In 2008, we are emphasizing safety net providers and vulnerable populations in PCHIT work. We are providing the technical assistance of a knowledgeable medical informaticist and patient empowerment advocate to demonstrate the impact of PCHIT in a vulnerable population. We would also like to spend some effort in packaging this data and presenting it in leadership forums.
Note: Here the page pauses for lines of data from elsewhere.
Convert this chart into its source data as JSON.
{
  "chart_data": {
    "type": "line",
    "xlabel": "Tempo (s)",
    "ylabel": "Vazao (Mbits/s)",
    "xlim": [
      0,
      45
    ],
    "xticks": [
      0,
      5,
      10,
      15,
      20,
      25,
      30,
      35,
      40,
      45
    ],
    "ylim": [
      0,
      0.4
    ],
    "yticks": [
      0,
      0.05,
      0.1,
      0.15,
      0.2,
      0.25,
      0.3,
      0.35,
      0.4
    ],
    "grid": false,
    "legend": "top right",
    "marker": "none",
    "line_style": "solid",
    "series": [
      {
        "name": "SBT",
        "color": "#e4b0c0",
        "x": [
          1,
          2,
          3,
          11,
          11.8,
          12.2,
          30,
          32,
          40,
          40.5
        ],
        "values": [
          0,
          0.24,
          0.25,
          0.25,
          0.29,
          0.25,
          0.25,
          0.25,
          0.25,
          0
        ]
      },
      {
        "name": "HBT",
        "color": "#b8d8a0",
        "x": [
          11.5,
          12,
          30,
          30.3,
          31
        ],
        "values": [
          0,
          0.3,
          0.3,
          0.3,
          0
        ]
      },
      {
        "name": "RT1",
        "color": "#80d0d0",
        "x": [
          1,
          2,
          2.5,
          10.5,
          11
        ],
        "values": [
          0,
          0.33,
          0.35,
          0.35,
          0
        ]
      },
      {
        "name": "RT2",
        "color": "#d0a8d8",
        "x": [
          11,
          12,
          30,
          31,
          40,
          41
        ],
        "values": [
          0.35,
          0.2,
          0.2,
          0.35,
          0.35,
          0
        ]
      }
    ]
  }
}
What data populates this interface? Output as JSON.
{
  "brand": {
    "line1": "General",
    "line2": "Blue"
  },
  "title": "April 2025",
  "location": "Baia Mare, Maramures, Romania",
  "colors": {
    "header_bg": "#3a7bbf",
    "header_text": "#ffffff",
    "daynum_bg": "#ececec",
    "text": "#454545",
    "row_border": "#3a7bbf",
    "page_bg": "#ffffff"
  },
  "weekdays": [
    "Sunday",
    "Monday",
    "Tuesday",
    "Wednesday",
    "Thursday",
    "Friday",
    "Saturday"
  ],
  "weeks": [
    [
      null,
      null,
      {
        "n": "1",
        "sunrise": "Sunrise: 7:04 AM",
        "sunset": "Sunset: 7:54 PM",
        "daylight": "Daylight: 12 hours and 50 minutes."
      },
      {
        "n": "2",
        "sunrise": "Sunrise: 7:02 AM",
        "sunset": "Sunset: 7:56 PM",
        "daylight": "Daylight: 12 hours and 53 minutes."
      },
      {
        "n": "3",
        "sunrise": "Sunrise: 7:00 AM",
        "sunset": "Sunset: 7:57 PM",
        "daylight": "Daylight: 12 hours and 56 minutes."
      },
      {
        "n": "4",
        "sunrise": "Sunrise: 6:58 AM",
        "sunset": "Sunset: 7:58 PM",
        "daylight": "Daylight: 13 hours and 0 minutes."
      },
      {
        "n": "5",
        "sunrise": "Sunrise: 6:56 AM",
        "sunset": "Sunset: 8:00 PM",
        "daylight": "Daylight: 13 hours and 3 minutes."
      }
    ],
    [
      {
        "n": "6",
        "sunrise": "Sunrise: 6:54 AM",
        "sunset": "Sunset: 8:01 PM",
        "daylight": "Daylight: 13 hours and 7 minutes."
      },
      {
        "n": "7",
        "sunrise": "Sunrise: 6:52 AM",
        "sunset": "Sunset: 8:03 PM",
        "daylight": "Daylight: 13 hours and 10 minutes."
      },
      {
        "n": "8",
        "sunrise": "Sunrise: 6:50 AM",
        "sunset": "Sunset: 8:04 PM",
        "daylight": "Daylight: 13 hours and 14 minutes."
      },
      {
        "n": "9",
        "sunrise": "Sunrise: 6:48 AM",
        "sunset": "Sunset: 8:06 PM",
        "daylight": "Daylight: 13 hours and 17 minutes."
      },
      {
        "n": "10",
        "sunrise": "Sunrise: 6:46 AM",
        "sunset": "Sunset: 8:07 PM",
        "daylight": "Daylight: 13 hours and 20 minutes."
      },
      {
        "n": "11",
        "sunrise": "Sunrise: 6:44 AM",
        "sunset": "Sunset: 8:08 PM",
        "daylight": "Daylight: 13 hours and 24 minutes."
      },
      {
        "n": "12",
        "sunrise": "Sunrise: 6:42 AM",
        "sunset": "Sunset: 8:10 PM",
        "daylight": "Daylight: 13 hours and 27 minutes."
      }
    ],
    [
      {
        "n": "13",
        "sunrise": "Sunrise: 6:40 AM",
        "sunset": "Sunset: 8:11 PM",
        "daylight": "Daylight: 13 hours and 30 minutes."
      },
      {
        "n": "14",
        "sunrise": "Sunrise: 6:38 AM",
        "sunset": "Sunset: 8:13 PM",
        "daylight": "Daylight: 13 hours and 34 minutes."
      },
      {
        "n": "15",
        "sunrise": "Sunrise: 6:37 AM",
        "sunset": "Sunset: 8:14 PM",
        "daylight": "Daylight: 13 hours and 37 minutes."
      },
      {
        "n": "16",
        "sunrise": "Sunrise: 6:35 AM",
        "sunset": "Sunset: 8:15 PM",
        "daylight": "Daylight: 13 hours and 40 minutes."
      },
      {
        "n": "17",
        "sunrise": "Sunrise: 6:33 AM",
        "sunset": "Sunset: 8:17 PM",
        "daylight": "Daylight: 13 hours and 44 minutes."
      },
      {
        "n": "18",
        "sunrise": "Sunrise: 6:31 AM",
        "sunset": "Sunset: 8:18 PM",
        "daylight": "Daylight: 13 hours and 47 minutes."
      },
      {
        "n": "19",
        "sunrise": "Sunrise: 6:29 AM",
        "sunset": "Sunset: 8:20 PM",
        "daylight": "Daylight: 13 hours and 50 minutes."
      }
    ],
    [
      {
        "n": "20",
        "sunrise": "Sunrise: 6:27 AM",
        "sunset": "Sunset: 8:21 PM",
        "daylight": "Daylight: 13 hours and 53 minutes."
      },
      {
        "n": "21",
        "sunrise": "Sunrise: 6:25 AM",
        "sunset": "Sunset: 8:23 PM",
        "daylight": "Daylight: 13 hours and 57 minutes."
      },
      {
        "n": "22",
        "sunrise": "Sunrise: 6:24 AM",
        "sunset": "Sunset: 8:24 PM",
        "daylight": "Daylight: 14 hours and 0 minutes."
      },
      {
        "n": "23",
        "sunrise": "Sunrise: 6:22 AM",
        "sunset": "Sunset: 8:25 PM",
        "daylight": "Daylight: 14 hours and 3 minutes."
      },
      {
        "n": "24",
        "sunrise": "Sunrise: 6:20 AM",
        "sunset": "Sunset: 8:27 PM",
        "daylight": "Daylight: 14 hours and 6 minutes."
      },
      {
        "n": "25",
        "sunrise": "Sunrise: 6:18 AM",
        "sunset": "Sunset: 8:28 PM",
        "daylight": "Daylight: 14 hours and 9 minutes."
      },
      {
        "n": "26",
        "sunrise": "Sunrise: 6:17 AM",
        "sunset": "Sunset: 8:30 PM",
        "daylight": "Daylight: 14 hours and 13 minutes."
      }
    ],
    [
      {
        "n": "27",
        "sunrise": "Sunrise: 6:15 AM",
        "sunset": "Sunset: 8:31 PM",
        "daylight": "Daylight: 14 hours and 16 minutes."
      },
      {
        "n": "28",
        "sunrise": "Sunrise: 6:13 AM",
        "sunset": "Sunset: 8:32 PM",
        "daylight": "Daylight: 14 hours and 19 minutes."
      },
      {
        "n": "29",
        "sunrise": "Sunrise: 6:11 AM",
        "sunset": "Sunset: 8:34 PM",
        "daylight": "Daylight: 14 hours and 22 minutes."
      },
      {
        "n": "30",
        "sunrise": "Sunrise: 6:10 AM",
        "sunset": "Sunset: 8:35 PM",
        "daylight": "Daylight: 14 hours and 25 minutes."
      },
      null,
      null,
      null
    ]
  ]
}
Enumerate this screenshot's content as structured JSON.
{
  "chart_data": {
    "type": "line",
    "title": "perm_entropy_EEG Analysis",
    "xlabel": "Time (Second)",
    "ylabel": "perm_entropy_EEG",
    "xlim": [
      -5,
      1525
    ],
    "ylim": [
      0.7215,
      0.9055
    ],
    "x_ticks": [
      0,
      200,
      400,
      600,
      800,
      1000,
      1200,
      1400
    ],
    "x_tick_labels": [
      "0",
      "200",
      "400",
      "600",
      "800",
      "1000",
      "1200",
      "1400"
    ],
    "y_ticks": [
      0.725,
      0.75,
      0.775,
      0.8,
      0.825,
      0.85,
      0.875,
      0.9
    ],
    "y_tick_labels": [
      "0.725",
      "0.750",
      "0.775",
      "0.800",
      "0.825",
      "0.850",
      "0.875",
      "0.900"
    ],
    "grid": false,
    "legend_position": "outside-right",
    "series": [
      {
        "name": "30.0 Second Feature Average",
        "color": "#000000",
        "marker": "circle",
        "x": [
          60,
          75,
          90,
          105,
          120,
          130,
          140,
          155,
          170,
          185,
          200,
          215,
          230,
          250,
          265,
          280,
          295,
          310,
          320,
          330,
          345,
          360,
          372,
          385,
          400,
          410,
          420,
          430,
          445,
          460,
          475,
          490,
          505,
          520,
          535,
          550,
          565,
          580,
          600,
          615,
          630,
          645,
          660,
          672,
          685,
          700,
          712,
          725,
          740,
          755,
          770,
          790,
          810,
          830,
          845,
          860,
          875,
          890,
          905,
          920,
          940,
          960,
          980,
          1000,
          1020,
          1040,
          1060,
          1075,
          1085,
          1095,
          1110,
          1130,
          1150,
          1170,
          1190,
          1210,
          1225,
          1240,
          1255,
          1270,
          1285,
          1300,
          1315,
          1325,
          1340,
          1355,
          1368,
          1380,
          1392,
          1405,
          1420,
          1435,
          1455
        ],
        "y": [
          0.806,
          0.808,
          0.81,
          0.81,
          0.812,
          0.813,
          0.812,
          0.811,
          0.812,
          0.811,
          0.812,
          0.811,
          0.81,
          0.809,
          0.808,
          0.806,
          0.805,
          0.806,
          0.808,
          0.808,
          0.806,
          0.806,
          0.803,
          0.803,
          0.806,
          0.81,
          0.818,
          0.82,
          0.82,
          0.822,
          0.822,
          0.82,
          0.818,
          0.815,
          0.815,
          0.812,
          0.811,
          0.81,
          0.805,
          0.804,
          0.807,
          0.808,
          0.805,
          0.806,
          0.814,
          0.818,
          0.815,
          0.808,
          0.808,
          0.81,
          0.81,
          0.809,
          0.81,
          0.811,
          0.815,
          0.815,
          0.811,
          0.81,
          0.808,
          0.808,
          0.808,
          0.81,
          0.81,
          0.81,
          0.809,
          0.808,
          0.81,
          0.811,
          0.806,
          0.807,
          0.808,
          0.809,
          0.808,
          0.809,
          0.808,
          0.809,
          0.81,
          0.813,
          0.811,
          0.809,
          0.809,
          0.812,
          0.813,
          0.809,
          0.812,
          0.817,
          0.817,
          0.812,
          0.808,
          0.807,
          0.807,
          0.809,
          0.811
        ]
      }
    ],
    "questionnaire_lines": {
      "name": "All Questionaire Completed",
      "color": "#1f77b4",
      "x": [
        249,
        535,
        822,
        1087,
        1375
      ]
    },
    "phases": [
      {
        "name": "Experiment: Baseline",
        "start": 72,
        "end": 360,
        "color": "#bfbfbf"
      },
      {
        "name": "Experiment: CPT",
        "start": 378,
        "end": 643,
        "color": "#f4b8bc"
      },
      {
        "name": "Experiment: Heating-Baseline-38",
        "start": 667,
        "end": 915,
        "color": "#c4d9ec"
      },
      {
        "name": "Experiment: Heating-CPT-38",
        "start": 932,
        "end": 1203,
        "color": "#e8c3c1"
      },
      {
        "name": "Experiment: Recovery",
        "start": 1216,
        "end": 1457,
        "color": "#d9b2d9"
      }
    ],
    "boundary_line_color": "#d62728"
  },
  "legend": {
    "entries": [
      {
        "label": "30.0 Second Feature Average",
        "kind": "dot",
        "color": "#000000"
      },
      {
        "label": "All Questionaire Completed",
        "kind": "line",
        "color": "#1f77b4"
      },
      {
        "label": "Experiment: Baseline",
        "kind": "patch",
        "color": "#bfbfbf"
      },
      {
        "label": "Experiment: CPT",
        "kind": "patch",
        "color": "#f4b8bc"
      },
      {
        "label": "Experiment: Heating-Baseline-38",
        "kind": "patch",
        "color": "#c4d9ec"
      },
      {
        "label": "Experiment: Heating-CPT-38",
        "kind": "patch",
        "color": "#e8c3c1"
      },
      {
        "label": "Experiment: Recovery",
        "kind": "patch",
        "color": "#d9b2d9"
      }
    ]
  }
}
Ted Eytan did this recently for the District of Columbia Primary Care Association, where it was well received (see Presentation to DCPCA, December 18, 2007), as well as on a recent event at Urban Health Plan, in Bronx, New York (see: “We did it! Thanks Affinity Health Plan and Urban Health Plan!“)

Unite HERE!

Ways to Engage

In addition to working with health care and IT leadership on promoting PCHIT as part of HIT, it would be valuable to engage with patients themselves. In 2008, we are hoping to shadow a patient who is part of a vulnerable population as they manage chronic disease. This will most likely happen on our trip to Sonoma, California, in March, 2008.